In the summer of 2012, legislation passed in the New York senate sought to curb spending by welfare recipients on such frivolous items as casino gambling, strip clubs, and lottery tickets, as well as limiting the money’s use for cigarettes and alcohol.
The Associated Press reported:
New York would prohibit welfare recipients from spending their tax-funded benefits on cigarettes, alcohol, gambling, and strip clubs under a bill passed overwhelmingly by the state Senate on Tuesday.
Ten other states have already ruled social services can’t be spent on items from beer to guns.
“I understand that people need food stamps,” said Republican Sen. Thomas Libous, a Broome County Republican. “What I don’t understand is why they need to go to strip clubs, buy lottery tickets, go to a ‘racino’ or buy alcohol.”
Sadly, to this day, that commonsense bill has not moved any closer to passage. The bill, which Libous claims would stop over $2 billion in welfare abuse in New York state, is doing nothing more than collecting dust in the Democrat controlled Assembly.

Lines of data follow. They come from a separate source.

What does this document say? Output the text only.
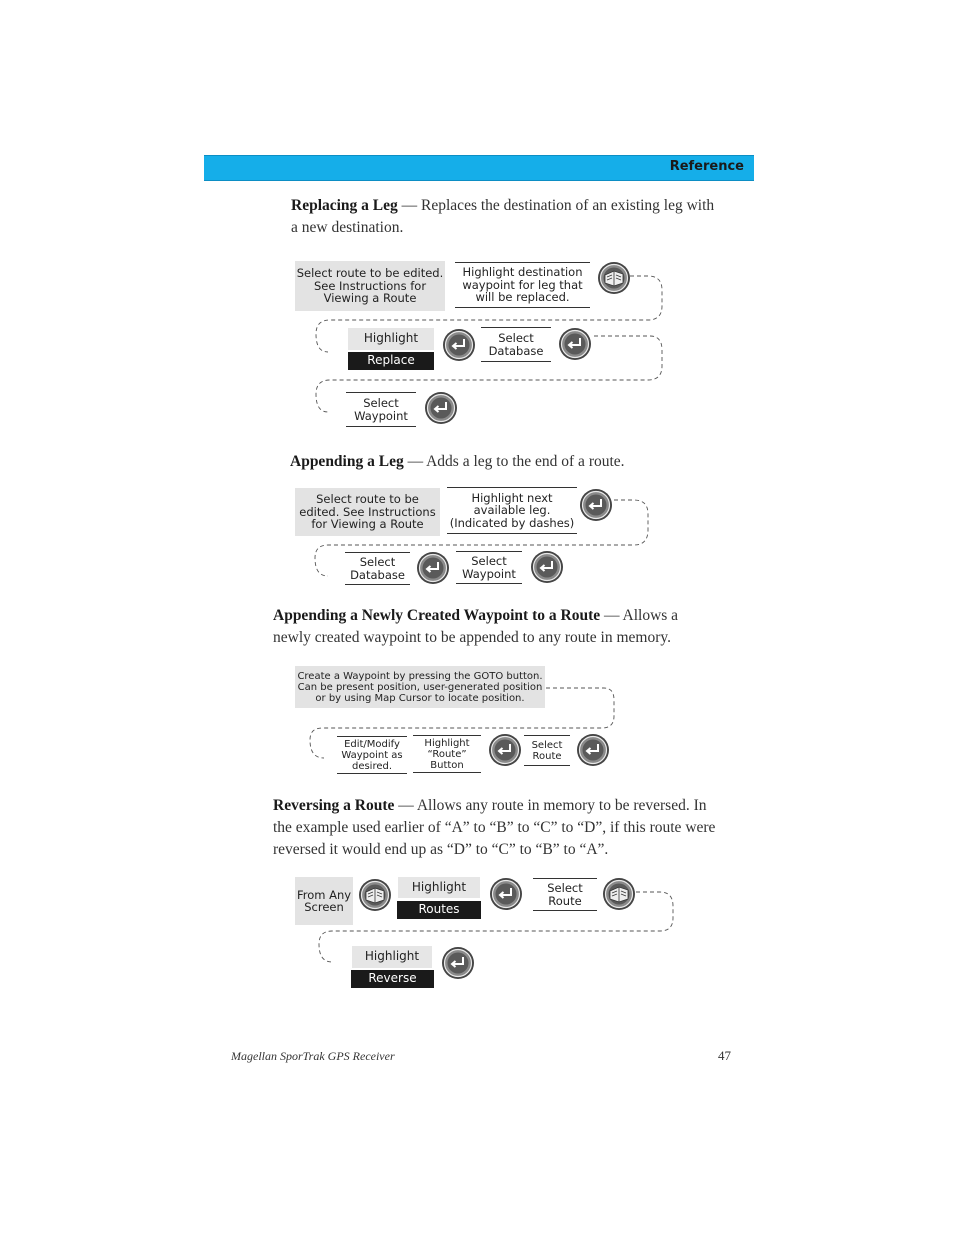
Reference
Replacing a Leg — Replaces the destination of an existing leg with a new destination.
Select route to be edited. See Instructions for Viewing a Route
Highlight destination waypoint for leg that will be replaced.
Highlight
Replace
Select Database
Select Waypoint
Appending a Leg — Adds a leg to the end of a route.
Select route to be edited. See Instructions for Viewing a Route
Highlight next available leg. (Indicated by dashes)
Select Database
Select Waypoint
Appending a Newly Created Waypoint to a Route — Allows a newly created waypoint to be appended to any route in memory.
Create a Waypoint by pressing the GOTO button. Can be present position, user-generated position or by using Map Cursor to locate position.
Edit/Modify Waypoint as desired.
Highlight “Route” Button
Select Route
Reversing a Route — Allows any route in memory to be reversed. In the example used earlier of “A” to “B” to “C” to “D”, if this route were reversed it would end up as “D” to “C” to “B” to “A”.
From Any Screen
Highlight
Routes
Select Route
Highlight
Reverse
Magellan SporTrak GPS Receiver	47
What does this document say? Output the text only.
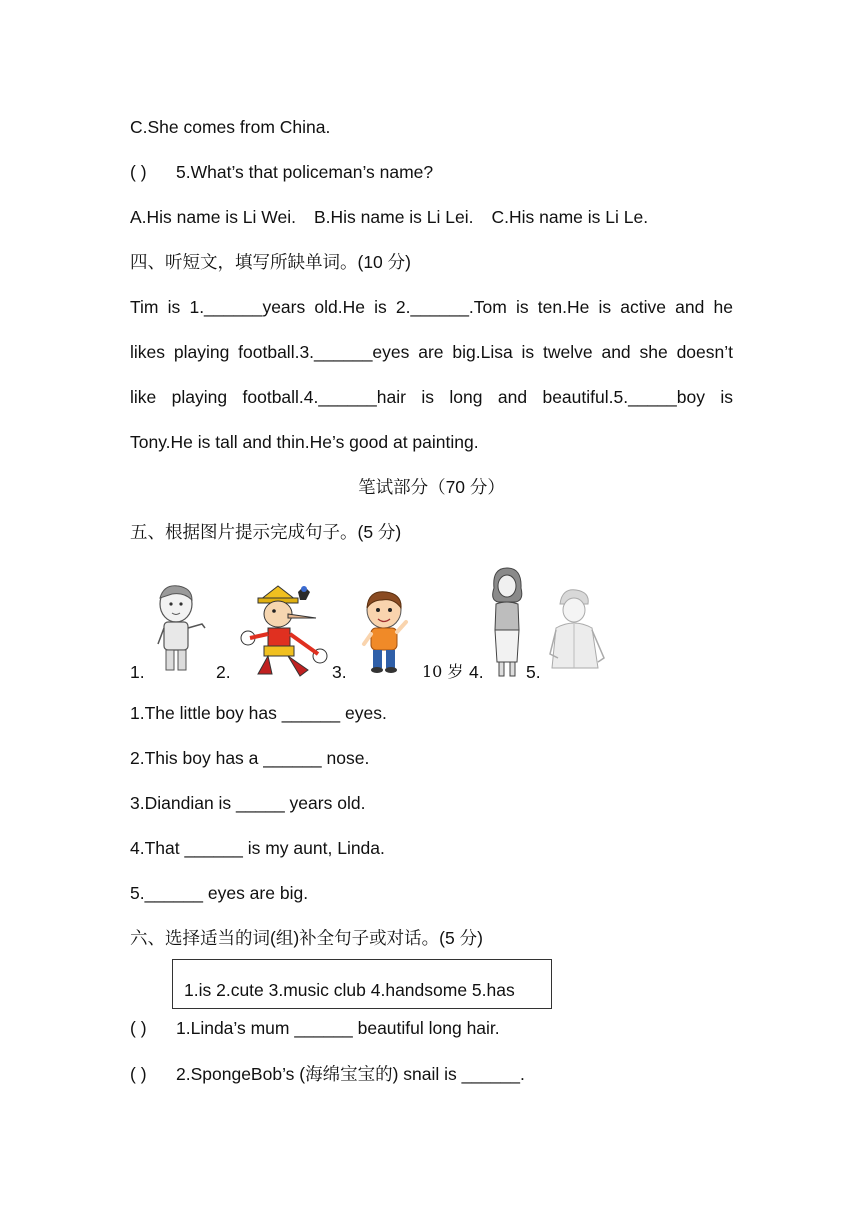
C.She comes from China.
( ) 5.What’s that policeman’s name?
A.His name is Li Wei. B.His name is Li Lei. C.His name is Li Le.
四、听短文，填写所缺单词。(10 分)
Tim is 1.______years old.He is 2.______.Tom is ten.He is active and he
likes playing football.3.______eyes are big.Lisa is twelve and she doesn’t
like playing football.4.______hair is long and beautiful.5._____boy is
Tony.He is tall and thin.He’s good at painting.
笔试部分（70 分）
五、根据图片提示完成句子。(5 分)
1.	2.	3.	10 岁 4. 5.
1.The little boy has ______ eyes.
2.This boy has a ______ nose.
3.Diandian is _____ years old.
4.That ______ is my aunt, Linda.
5.______ eyes are big.
六、选择适当的词(组)补全句子或对话。(5 分)
1.is 2.cute 3.music club 4.handsome 5.has
( ) 1.Linda’s mum ______ beautiful long hair.
( ) 2.SpongeBob’s (海绵宝宝的) snail is ______.
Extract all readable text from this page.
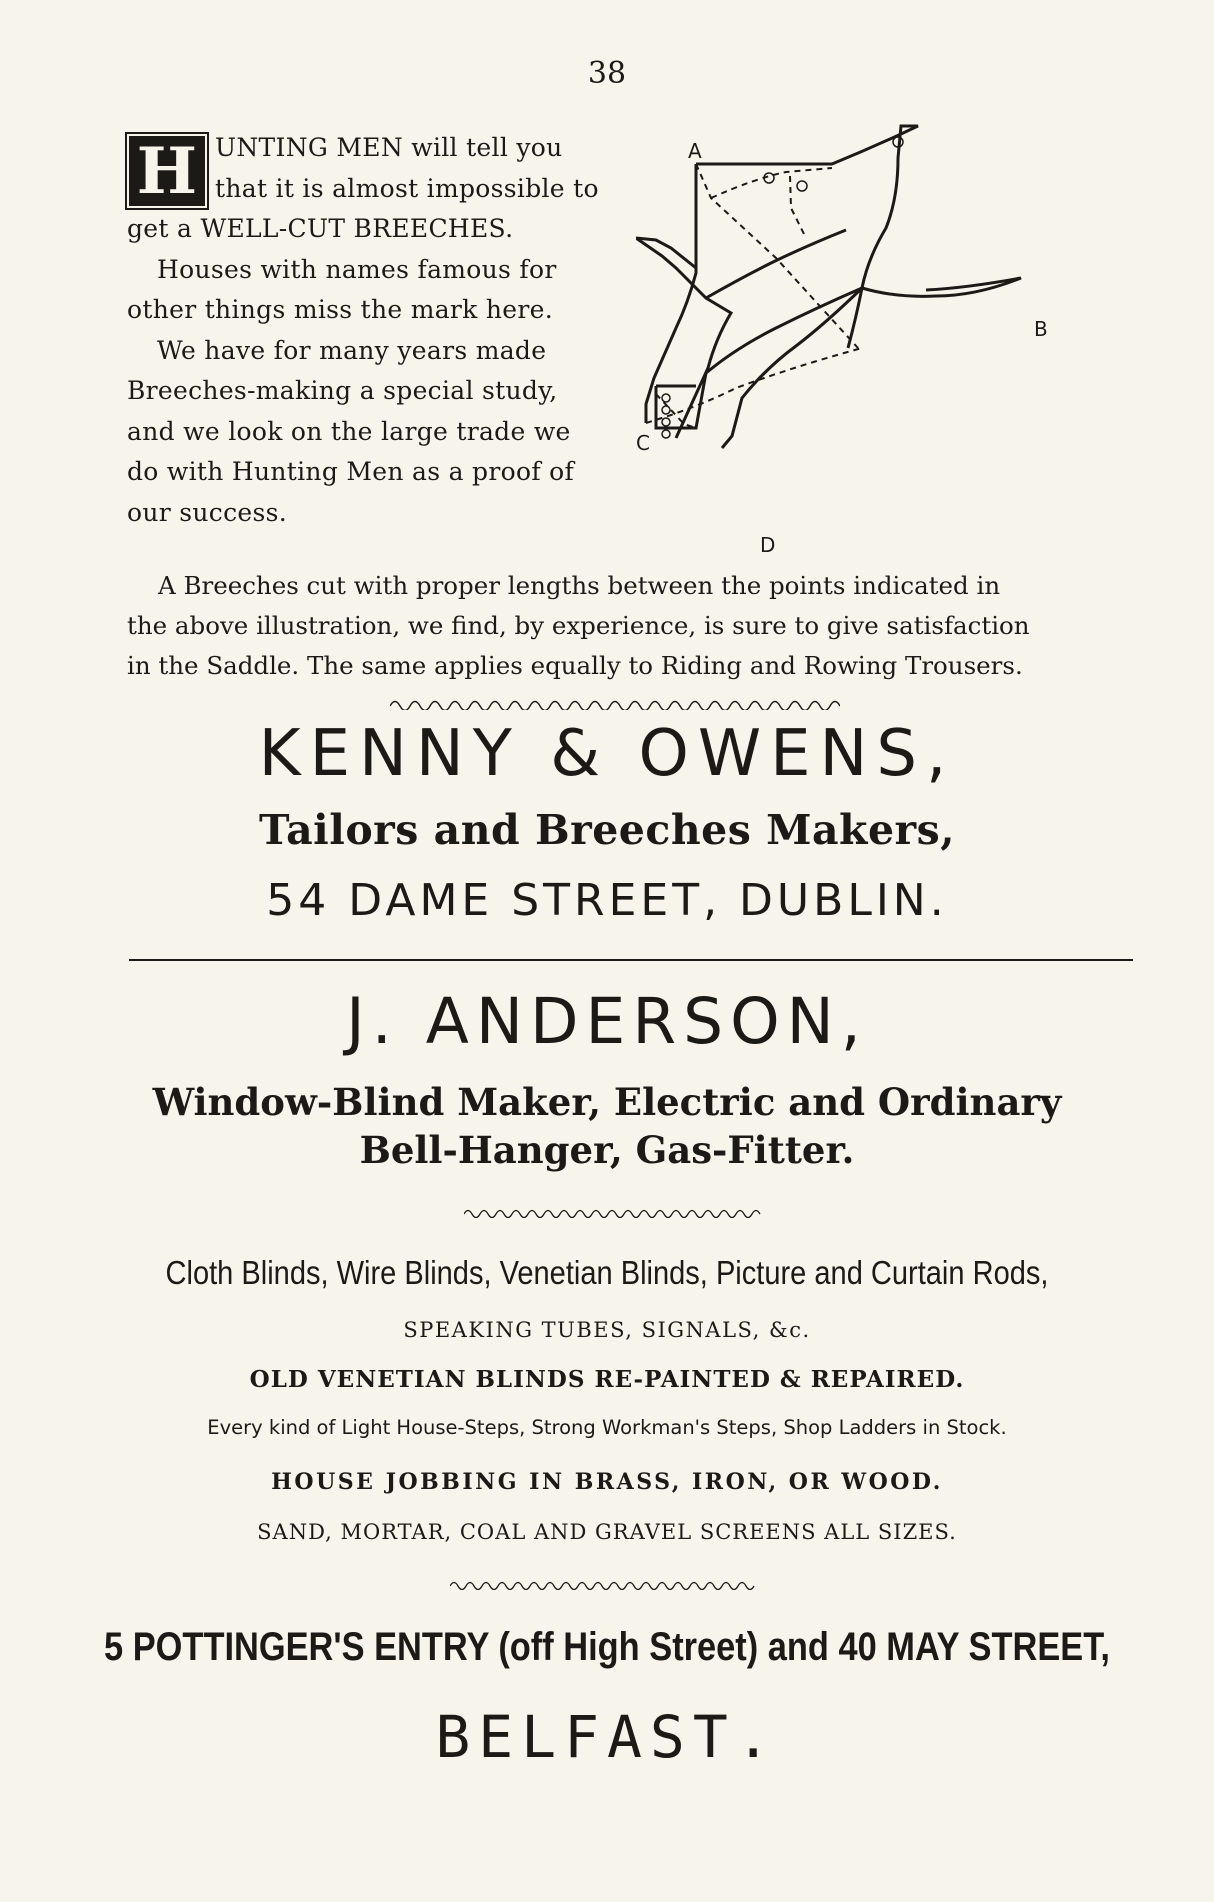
38
H UNTING MEN will tell you

that it is almost impossible to

get a WELL-CUT BREECHES.

Houses with names famous for

other things miss the mark here.

We have for many years made

Breeches-making a special study,

and we look on the large trade we

do with Hunting Men as a proof of

our success.

A
B
C
D

A Breeches cut with proper lengths between the points indicated in

the above illustration, we find, by experience, is sure to give satisfaction

in the Saddle. The same applies equally to Riding and Rowing Trousers.

KENNY & OWENS,
Tailors and Breeches Makers,
54 DAME STREET, DUBLIN.
J. ANDERSON,
Window-Blind Maker, Electric and Ordinary
Bell-Hanger, Gas-Fitter.
Cloth Blinds, Wire Blinds, Venetian Blinds, Picture and Curtain Rods,
SPEAKING TUBES, SIGNALS, &c.
OLD VENETIAN BLINDS RE-PAINTED & REPAIRED.
Every kind of Light House-Steps, Strong Workman's Steps, Shop Ladders in Stock.
HOUSE JOBBING IN BRASS, IRON, OR WOOD.
SAND, MORTAR, COAL AND GRAVEL SCREENS ALL SIZES.
5 POTTINGER'S ENTRY (off High Street) and 40 MAY STREET,
BELFAST.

Via a new report from the New York Post:
State lawmakers are urging people to sign petitions in favor of a long-stalled bill that would ban public assistance from being spent on booze, lap dances and cigarettes.
The Public Assistance Integrity Act would also ban welfare recipients from using their Electronic Benefits Transfer (EBT) cards at liquor stores, casinos and adult-entertainment venues.
“We’re talking about . . . putting food on the table and not frittering away [benefits] on things like alcohol and cigarettes,” said Assemblyman Stephen Hawley, a Republican in western New York state who has collected about 50 signatures.
State Sen. Jack Martins (R-Nassau County) got more than 600 people to sign on in just a few days last month, and Sen. Mike Ranzenhofer (R-Amherst) has collected more than 3,300 names. Meanwhile, Sen. Michael Nozzolio (R-Seneca Falls) snagged about 4,000 signatures.
The bill passed the Senate twice and is stalled in the Assembly, where Democratic leaders are dithering.
Assemblyman Steve McLaughlin writes:
Both houses had bills in committee that would have stopped this abuse of your money. I am a co-sponsor of the Assembly Bill. The Senate passed it, the Assembly did not. The majority blocked the bill from getting through committee. Now why would that be? You’d think the Assembly Democrats would want to stop this abuse as much as we do right? Silver, as usual, has blocked the bill rather than do the right thing because passing it would upset a core voting block for the Assembly Democrats in the city. My suspicion is they will wait until the last possible moment and then pass the bill that should have been passed last March. Until then, they are content to let your money be wasted.
Sen. Bill Perkins (D-Harlem) voted against the measure saying, “It’s a prejudice, I think, about poor people that we are seeing represented more than any statistical or study of behavior”.
Perhaps it would aid the poor in limiting their use of public assistance on things such as lottery tickets and strip clubs that will only serve to continue their financial distress?
Perkins added, “the bill would penalize a poor mother who simply withdrew money to buy milk if she used an ATM in a banned establishment to do so.”
If you can’t find an ATM other than the one at a corner bar called Shenanigan’s to get your milk, then you’re not really fit to receive monetary benefits of any kind.
Will New York ever have the political courage to tell people that taxpayer money is to be used for bettering one’s life, not for liquor and strip clubs?